Le Dragon d’Or
Un casse-tête dramatique
La lecture de certaines pièces donne tout de suite envie de passer au plateau.
Pour voir comment ça marche.
C’est le cas pour
Le Dragon d’or
de Roland Schimmelpfennig.
C’est une série de casse-tête qui demandent à être résolus.
Et s’ils donnent envie de jouer, c’est qu’ils proposent de nouvelles règles de jeu.
Schimmelpfennig élabore ici un dispositif complexe entre un choeur d’acteurs
uniquement déterminés par leur âge et leur sexe et 17 personnages, dont l’âge
et le sexe ne correspondent surtout pas à celui des « acteurs ».
L’auteur articule cette première règle à une deuxième, qu’il a déjà développée
dans des pièces antérieures (
Push Up, Une nuit arabe
etc…) : les acteurs
passent du récit au dialogue. Ils racontent ce que font leurs personnages et ils
les jouent en direct. Ils décident de raconter et ils sont pris dans l’action.
A partir de ces deux règles proprement théâtrales, les combinaisons se
multiplient et proposent un jeu subtil entre acteurs, conteurs et personnages,
la multiplicité du collectif et celle de la personne, la question de l’anonyme et
celle de l’identité, qui démultiplient les perspectives de la fiction.

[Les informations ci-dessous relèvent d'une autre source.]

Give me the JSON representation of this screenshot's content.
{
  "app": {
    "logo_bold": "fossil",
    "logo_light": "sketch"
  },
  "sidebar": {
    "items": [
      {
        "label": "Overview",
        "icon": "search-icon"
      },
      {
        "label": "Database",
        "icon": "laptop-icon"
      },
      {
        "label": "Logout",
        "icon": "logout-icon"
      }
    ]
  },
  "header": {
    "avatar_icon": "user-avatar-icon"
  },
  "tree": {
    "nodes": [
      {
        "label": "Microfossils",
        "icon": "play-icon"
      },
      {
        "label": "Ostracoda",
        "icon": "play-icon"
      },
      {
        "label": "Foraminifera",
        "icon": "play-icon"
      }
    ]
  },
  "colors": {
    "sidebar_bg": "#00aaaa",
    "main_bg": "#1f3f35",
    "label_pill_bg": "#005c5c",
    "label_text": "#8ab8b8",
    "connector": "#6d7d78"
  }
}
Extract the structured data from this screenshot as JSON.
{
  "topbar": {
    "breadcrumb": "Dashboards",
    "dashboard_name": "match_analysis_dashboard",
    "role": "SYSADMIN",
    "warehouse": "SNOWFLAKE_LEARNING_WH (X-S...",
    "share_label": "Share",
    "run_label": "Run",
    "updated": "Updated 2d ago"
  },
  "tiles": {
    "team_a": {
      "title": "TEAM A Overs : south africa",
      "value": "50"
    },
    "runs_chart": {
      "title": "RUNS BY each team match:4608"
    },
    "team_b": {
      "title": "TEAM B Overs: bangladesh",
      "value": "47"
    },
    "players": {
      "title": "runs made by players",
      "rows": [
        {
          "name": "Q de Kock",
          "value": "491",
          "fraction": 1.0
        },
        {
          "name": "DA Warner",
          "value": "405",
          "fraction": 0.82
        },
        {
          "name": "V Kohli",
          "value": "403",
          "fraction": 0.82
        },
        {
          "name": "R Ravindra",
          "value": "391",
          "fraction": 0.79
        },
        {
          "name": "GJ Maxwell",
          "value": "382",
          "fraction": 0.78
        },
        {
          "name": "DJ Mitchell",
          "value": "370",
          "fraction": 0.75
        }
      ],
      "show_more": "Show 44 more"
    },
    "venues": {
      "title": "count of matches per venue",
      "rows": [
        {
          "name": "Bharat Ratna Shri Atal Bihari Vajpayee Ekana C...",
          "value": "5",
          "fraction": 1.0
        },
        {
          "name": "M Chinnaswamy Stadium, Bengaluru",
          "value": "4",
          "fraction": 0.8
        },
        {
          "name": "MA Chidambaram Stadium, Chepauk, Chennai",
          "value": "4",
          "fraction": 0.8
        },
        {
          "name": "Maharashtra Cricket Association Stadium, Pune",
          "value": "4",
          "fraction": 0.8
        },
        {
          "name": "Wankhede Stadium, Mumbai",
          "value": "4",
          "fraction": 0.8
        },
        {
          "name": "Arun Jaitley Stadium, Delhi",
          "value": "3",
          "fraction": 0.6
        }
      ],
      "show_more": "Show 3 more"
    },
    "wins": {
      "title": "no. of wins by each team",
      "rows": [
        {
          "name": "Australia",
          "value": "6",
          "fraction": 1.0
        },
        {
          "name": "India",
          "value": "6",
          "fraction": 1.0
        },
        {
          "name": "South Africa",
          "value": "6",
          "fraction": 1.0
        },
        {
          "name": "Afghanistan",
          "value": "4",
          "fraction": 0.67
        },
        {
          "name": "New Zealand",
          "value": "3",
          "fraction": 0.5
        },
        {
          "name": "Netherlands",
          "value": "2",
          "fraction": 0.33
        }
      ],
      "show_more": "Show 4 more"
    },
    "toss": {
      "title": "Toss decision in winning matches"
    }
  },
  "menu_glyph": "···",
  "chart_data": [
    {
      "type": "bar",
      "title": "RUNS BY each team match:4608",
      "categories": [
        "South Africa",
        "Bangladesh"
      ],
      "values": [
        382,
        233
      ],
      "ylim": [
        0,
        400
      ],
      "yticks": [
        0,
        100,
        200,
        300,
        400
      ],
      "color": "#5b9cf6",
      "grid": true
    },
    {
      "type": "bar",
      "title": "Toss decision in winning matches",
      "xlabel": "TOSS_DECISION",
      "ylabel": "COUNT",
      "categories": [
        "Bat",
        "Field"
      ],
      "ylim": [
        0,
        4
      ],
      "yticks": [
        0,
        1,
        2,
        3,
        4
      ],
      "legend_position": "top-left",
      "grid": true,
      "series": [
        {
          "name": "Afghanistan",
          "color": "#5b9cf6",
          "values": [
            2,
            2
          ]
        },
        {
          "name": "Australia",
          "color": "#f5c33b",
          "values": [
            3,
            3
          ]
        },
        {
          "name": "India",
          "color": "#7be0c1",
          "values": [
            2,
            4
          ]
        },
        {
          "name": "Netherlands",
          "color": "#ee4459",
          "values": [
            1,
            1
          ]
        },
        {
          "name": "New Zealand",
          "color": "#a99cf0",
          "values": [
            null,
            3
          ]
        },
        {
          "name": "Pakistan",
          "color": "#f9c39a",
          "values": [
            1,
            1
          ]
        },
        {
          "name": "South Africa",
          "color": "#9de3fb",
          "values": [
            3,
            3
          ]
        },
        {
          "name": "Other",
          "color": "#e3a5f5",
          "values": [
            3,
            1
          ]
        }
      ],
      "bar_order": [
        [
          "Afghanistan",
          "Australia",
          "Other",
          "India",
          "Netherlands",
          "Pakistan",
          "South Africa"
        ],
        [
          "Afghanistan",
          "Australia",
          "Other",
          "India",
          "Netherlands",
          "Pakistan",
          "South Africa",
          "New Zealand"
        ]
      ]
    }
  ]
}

Schimmelpfennig s’occupe de traiter à la fois le monde d’aujourd’hui et le
théâtre d’aujourd’hui. Il ne dissocie pas le geste théâtral de ce qu’il raconte.
Pour le spectateur la tension de l’histoire - que va-t-il se passer ? - colle aux
métamorphoses en train de se faire, et le déplace sans arrêt de l’identification à
la distance, de l’inquiétude au plaisir du jeu, de la reconnaissance à la surprise
et au rire.
Et si je mets « acteurs » entre guillemets, c’est que ceux-ci sont listés sous la rubrique Personnages, dans la
version française, et que les dialogues sont ensuite distribués entre les cinq « acteurs », et non entre les
personnages de fiction, comme on pourrait s’y attendre.
On pourrait dire qu’il y a 5 +17 personnages.
Ou que l’acteur masculin de plus de soixante ans, va produire au cours du spectacle le personnage (ou la figure) de
L’homme de plus de soixante ans en traversant les 3 ou 4 personnages de fiction qui lui sont attribués.